Bekanntlich fördert der milliardenschwere weltweite Waffenhandel Konflikte, er verschuldet jährlich den Tod, die Verstümmelung und das Leid vieler Menschen. Erstaunlich ist, dass es seit den 90ziger Jahren Restriktionen für den Handel mit und Einsatz von Massenvernichtungswaffen gibt, nicht aber für konventionelle Waffen.
Das soll nun anders werden. Am Dienstag verabschiedete die UN-Vollversammlung mit großer Mehrheit erstmals ein weltweit gültiges Abkommen zur Regulierung des Handels von konventionellen Waffen. Nach einer Stagnation der fast zehnjährigen Verhandlungen im letzten Juli wurde gestern das Ergebnis der Abstimmung mit tosendem Beifall im UN-Hauptquartier verkündet. 154 Staaten, darunter Deutschland, stimmten dafür, 23 enthielten sich, während nur drei Länder, Nordkorea, der Iran und Syrien, wie zu erwarten, dagegen stimmten.

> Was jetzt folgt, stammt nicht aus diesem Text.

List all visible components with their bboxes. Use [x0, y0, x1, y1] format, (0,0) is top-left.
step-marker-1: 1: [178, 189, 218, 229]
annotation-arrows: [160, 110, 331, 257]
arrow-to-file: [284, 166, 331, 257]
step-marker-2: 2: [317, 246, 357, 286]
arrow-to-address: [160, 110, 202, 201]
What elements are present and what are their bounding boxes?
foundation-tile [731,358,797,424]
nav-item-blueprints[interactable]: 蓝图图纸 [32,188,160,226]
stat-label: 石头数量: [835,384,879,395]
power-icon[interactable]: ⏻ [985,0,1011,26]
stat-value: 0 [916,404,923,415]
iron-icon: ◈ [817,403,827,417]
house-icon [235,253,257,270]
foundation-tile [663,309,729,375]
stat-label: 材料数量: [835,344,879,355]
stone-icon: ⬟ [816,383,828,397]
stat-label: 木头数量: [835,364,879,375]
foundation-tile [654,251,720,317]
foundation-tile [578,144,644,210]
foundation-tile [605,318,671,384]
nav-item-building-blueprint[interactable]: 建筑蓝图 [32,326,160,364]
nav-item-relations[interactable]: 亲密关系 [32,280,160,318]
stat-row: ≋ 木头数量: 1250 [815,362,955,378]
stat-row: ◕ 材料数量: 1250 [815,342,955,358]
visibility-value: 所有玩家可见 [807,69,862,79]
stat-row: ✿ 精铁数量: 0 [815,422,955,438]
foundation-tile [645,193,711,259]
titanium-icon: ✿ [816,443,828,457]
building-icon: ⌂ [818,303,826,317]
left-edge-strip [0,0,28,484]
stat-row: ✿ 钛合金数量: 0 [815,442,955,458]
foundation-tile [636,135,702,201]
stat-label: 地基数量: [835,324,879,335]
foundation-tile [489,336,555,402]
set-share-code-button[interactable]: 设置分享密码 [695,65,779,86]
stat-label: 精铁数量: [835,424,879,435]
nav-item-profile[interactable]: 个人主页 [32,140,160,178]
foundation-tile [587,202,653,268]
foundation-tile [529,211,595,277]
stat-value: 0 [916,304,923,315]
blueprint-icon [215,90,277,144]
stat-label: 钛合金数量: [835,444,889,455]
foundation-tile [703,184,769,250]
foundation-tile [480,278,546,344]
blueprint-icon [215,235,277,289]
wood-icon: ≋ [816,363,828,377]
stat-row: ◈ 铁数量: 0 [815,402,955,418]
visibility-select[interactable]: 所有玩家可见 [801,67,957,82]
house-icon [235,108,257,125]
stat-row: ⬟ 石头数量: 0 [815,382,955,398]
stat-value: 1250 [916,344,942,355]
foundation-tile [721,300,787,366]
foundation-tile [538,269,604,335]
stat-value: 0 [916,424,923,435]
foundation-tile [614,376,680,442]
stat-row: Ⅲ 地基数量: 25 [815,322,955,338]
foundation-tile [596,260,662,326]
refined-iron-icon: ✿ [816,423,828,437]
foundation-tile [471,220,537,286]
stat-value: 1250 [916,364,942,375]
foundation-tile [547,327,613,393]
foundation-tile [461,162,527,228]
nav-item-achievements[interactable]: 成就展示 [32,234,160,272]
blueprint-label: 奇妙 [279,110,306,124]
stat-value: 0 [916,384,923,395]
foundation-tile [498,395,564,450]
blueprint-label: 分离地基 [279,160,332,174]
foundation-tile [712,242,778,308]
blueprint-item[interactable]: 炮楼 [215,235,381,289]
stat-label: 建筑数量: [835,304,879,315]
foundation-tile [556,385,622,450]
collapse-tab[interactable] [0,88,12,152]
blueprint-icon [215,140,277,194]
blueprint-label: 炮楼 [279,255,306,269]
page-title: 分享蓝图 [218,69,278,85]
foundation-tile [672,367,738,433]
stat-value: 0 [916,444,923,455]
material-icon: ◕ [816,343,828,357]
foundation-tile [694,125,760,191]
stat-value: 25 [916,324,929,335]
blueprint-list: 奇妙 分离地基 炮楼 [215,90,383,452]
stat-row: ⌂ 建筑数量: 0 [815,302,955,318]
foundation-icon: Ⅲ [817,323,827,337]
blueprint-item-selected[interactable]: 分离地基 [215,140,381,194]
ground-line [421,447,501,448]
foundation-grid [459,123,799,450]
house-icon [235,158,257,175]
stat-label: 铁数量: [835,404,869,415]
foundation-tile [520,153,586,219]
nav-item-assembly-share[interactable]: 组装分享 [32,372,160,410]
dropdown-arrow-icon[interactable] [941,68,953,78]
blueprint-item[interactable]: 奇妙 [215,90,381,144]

Unter den Begriff „konventionelle Waffen“ wurden neben Handfeuerwaffen auch Kampfpanzer, Artillerie, Kampfjets, Kriegsschiffe, Raketen und Sturmgewehre aufgenommen. Der Vertrag verbietet den teilnehmenden Staaten zukünftig die Ausfuhr von Waffen in Drittländer, wenn „dadurch Völkermord, Verbrechen gegen die Menschlichkeit oder Kriegsverbrechen ermöglicht werden könnten“. Das gilt auch für Zielgebiete, in denen die „Gefahr der ernsthaften Verletzung des humanitären Völkerrechts besteht“. Rüstungstransfers an Terroristen oder Kriminelle sind untersagt. Zusätzlich müssen sich die Staaten verpflichten, alles Nötige zu unternehmen, damit ihre Waffen nicht auf Umwegen in falsche Hände geraten. Eine Aufstellung von Export- und Importlisten, die von einem Sekretariat der Waffenhandelskonvention überprüft werden, soll den Handel transparenter gestalten. Bisher sind allerdings keine Sanktionen im Fall von Verstößen gegen diese Regeln vorgesehen. Das Abkommen basiert im wesentlichen auf den Konsens und Kooperationsbereitschaft der jeweiligen Regierungen. Die Vereinten Nationen können nur moralischen und politischen Druck auf einzelne Staaten ausüben.
Der Vertrag tritt nach 90 Tagen in Kraft, sobald ihn 50 Staaten ratifiziert haben. Damit wird bis Jahresende gerechnet. Russland als zweitgrößter und China als fünftgrößter Waffenexporteur hatten sich der Stimme enthalten. Dass sie den Kontrollvertrag mit unterzeichenen, gilt als unwahrscheinlich. Die USA, Rüstungsexporteur Nummer eins, haben erst mit Präsident Obama eine neue Linie eingeschlagen und befürworten nun offen die UN-Einschränkungen des Waffenhandels. Der interne Kampf mit der mächtigen hauseigenen Waffenlobby ist allerdings noch nicht ausgestanden. Die National Rifle Association (Nra) hat gestern dem amerikanischen Senat den Kampf angedroht, sollte der Vertrag ratifiziert werden. Ausfuhren aus Deutschland, Frankreich, England und Italien, alles traditionelle Produzenten von Kriegsmaschinerie, oder anderen EU-Staaten werden durch das Abkommen nicht beeinträchtigt, weil die bestehenden EU-Exportbestimmungen strikter sind als das neue Abkommen.
Obwohl wichtige Rüstungslieferanten wie China und Russland sich nicht dem Abkommen beugen werden und die Kontrollmöglichkeiten noch schwach ausgeprägt sind, begrüßte die Menschenrechtsorganisation Amnesty International das gestrige Votum der UN-Vollversammlung als „historischen Moment“. Als zufrieden über das Ergebnis bezeichnete sich auch der Heilige Stuhl, der einen ständigen Beobachter, den indischen Erzbischof Francis Chullikatt, bei den Vereinten Nationen hat. Seit dem Zweiten Vatikanischen Konzil weist die katholische Kirche auf die „ungeheure und unkontrollierbare Zerstörungen von modernen Waffen“ hin. Sie verdammte damals mit der Pastoralkonstitution „Gaudium et Spes“ den totalen Krieg. Heute ist sie strikter Gegner jeglicher Kriege und Gewalt. Chullikatt hatte noch letzte Woche auf der langwierigen UN-Konferenz gefordert, dass der Vertragstext „klar, glaubwürdig und gründlich sein muss, damit seine Wirkung tatsächlich und lang anhaltend ist für ein sichereres Leben der Menschen“.